#### The following multi-part constructed response question, explained here in hopes of helping algebra students in Maryland and Illinois prepare for the PARCC test near the end of this school year, appears on the released version of PARCC’s Spring 2015 test in algebra 1, here:

### Part A

List the steps to solve the equation ** x^{2} + 12x – 28 = 0** by completing the square, and give the solution or solutions.

Enter your work and your answers in the space provided.

### Part B

Explain what value or values of ** c** make the equation

**have one and only one solution. Justify your answer.**

*x*^{2}+ 12*x*+*c*= 0Enter your answer and your justification in the space provided.

## Resources for further study

**Purple Math**, developed by Elizabeth Stapel, a math teacher from the St Louis area, has a two-page series on completing the square. She outlines the entire process, step by step, for the general case and then gives a few specific examples to show how to find the zeros of a quadratic equation by completing the square. The pages start here.

Chapter 4, Section 4.7 of the book * Algebra 2, Illinois edition* by

**Ron Larson**

*et al*is entitled “Completing the Square” and it is useful indeed. But in Section 4.8, he identifies a key concept regarding the discriminant of a quadratic equation.

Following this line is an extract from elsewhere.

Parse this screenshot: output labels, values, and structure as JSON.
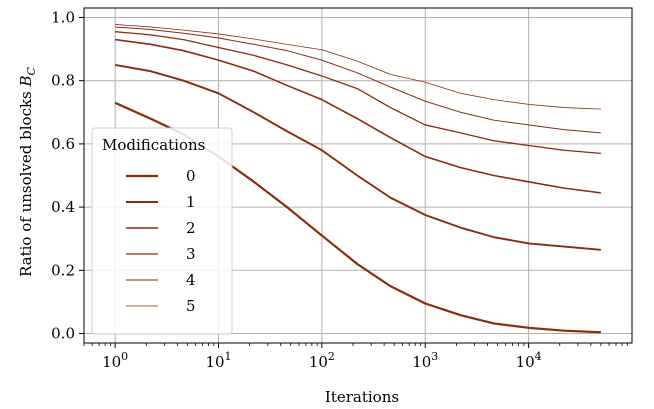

**The equation has exactly:**

**2 real**solutions if the discriminant is positive**1 real**solution if the discriminant is zero**2 imaginary**solutions if the discriminant is negative

Complete reference: Ron Larson, Laurie Boswell, Timothy D Kanold, Lee Stiff. *Algebra 2*, Illinois edition. Evanston, Ill.: McDougal Littell, a division of Houghton Mifflin Company, 2008. The book is used in several algebra classes taught in Illinois high schools.

## Analysis of this question and online accessibility

The question measures knowledge of the Common Core standard and math practices it purports to measure and tests students’ ability to solve a quadratic equation by completing the square and understand the meaning of the discriminant in the quadratic formula. It is considered to have a high cognitive demand.

The reliance on a single solution strategy is one of the flaws in the Common Core. Sure, completing the square is a useful way to solve quadratic equations, but it is one of many solution strategies, including the quadratic formula, graphing the function, factoring, and a few other techniques students can use. In fact, completing the square is, in some ways, just an algebraic solution with the realization that sometimes you have to take one step back before you can take two forward in solving a math problem. That’s a useful concept: if you can’t break through a wall, try to go around it.

Consider, for example, the sentence in Math Practice 3 that says, “Students learn to determine domains to which an argument applies.” By directing students to use the method of completing the square—undoubtedly an appropriate strategy for this particular quadratic equation, since it won’t factor neatly—the Common Core robs educators of their ability to assess whether a student is able to decide for himself which approach to use. That prior restraint, imposed by the Common Core and amplified on the test, violates the spirit of the Common Core. But in any event, the question is perfectly aligned to the content standard.

The question can be tested online and should yield results that are as valid and reliable as those obtained on paper. Students online may experience difficulties using the equation editor to show their math in determining the slope. We have previously described problems with the user interface of the equation editor tool (see here), and we will not repeat that argument here. However, we will use the opportunity to remind those of you taking the PARCC math test to spend a little extra time on problems with the equation editor to:

- Make sure you have typed in all the work necessary to make your case
- Transfer all your work from scratch paper to the computer so you can receive credit for it

No special accommodation challenges can be identified with this question, so the question is considered fair.

## Challenge

Identify one value of *c* in Part B for which the quadratic equation will have two imaginary solutions and plot the graph. How does the graph differ from the one you found in Part B.

## Purpose of this series of posts

Voxitatis is developing blog posts that address every algebra 1 question released to the public by the Partnership for Assessment of Readiness for College and Careers, or PARCC, in order to help students prepare to take the test this spring.

Our total release will run from February 27 through March 15, with one or two questions discussed per day. Then we’ll move to geometry at the end of March, algebra 2 during the first half of April, and eighth grade during the last half of April.